The official wholesale price index has exceeded the seven per cent mark but retail prices have gone up much higher. According to official data, in India’s capital, New Delhi, edible oil prices have jumped by a huge 40 percent over a year, rice prices by 20 percent and prices of certain lentils by 18 percent. (Rice and lentils comprise the staple diet for many Indians.) Milk prices too are up by over 11 percent.


The government has initiated a slew of measures to curb inflationary expectations. Such measures include a lowering of customs duties on imported palm oil and subsidies on its sale, curbs on exports of particular categories of rice, a ban on exports of wheat and pulses, besides curbs in money supply by the RBI.

While the Indian economy as a whole has been growing rapidly at an average of 8.5 per cent over the last five years – for the first time since the country become politically independent 60 years ago – this growth has been mainly confined to manufacturing industry and the burgeoning services sector.

The farm sector has, however, grown by barely 2.5 percent over the last five years. The trend rate of growth is even lower if the past decade and a half is considered. Thus, per head availability of cereals (wheat and rice) at present is more or less at the level that prevailed in the 1970s.

"The government has allowed the condition of the public distribution system for food and other essential commodities to deteriorate and this is hurting the poor very badly," says S.P. Shukla, former finance secretary to the government of India.

In an interview with IPS, Shukla added that "inadequate public investments in rural areas, especially in irrigation facilities, have contributed to low farm productivity". The situation has worsened on account of poor storage facilities resulting in high levels of wastage.

Historians point out that there has never been an acute shortage of food in India, not even during the infamous Bengal famine of 1943 in which more than 1.5 million are estimated to have died of starvation. The problem has always pertained to access or entitlement to food at prices that are affordable.

Although agriculture provides a livelihood to around 60 percent of the country’s 1.1 billion people, this sector accounts for barely 18 percent of India’s current gross domestic product (GDP).

India has also mismanaged its cereal stocks that were at record levels six years ago. Amartya Sen, the Indian economics Nobel laureate , had pointed out at that time that if all the bags of wheat and rice with the government-owned Food Corporation of India were placed end to end, they would reach the moon and back!

Stocks came down drastically two years later because of exports and also on account of low domestic production. Consequently, India had to import wheat in 2006 and 2007. The problem compounded because the landed price of imported wheat was nearly twice as high as the ‘minimum support price’ the government pays its own farmers.

Indian cultivators are particularly vulnerable since 60 percent of the country’s total cropped area is not irrigated and dependent on the four-month long monsoon during which period 80 per cent of the year’s total precipitation takes place. The government is hopeful that this year’s monsoon will be normal and that wheat output will touch a new high.

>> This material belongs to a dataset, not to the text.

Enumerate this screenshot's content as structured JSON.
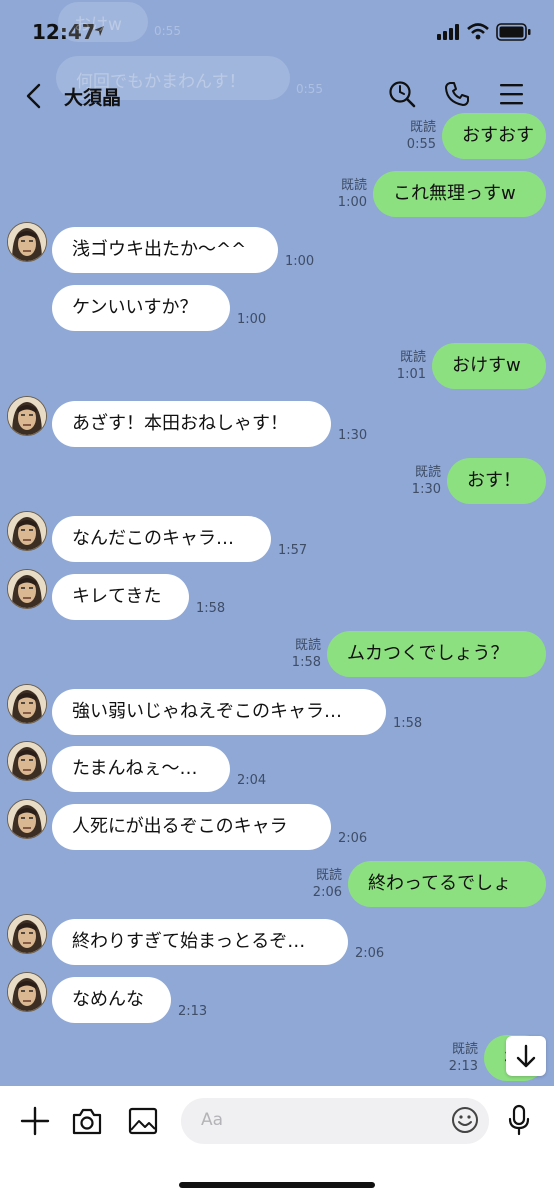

"The RBI’s decision to suck out excess liquidity would mute inflationary expectations to a certain extent," says Abheek Barua, chief economist with HDFC Bank (formerly Housing Development and Finance Corporation). He told IPS in an interview that "the prices of commodities are being driven by speculation through leveraged positions based on borrowings". Such speculation would come down and lead to a moderating effect on the rate of inflation, Barua hoped.

Until late-2006, inflation in India was driven largely by high prices of petroleum products. (The country currently imports three-quarters of its consumption of crude oil.) Subsequently, however, inflation has been driven by high food prices.

This is bad news for ruling politicians because the poor in India votes in much larger numbers than the affluent. Roughly one out of four Indians lives on less than one US dollar a day and three out of four earn two dollars or less.

Finance Minister Palaniappan Chidambaram has stated on a number of occasions in recent weeks that the government is willing to sacrifice growth to curb inflation. Critics say he does not have much of a choice.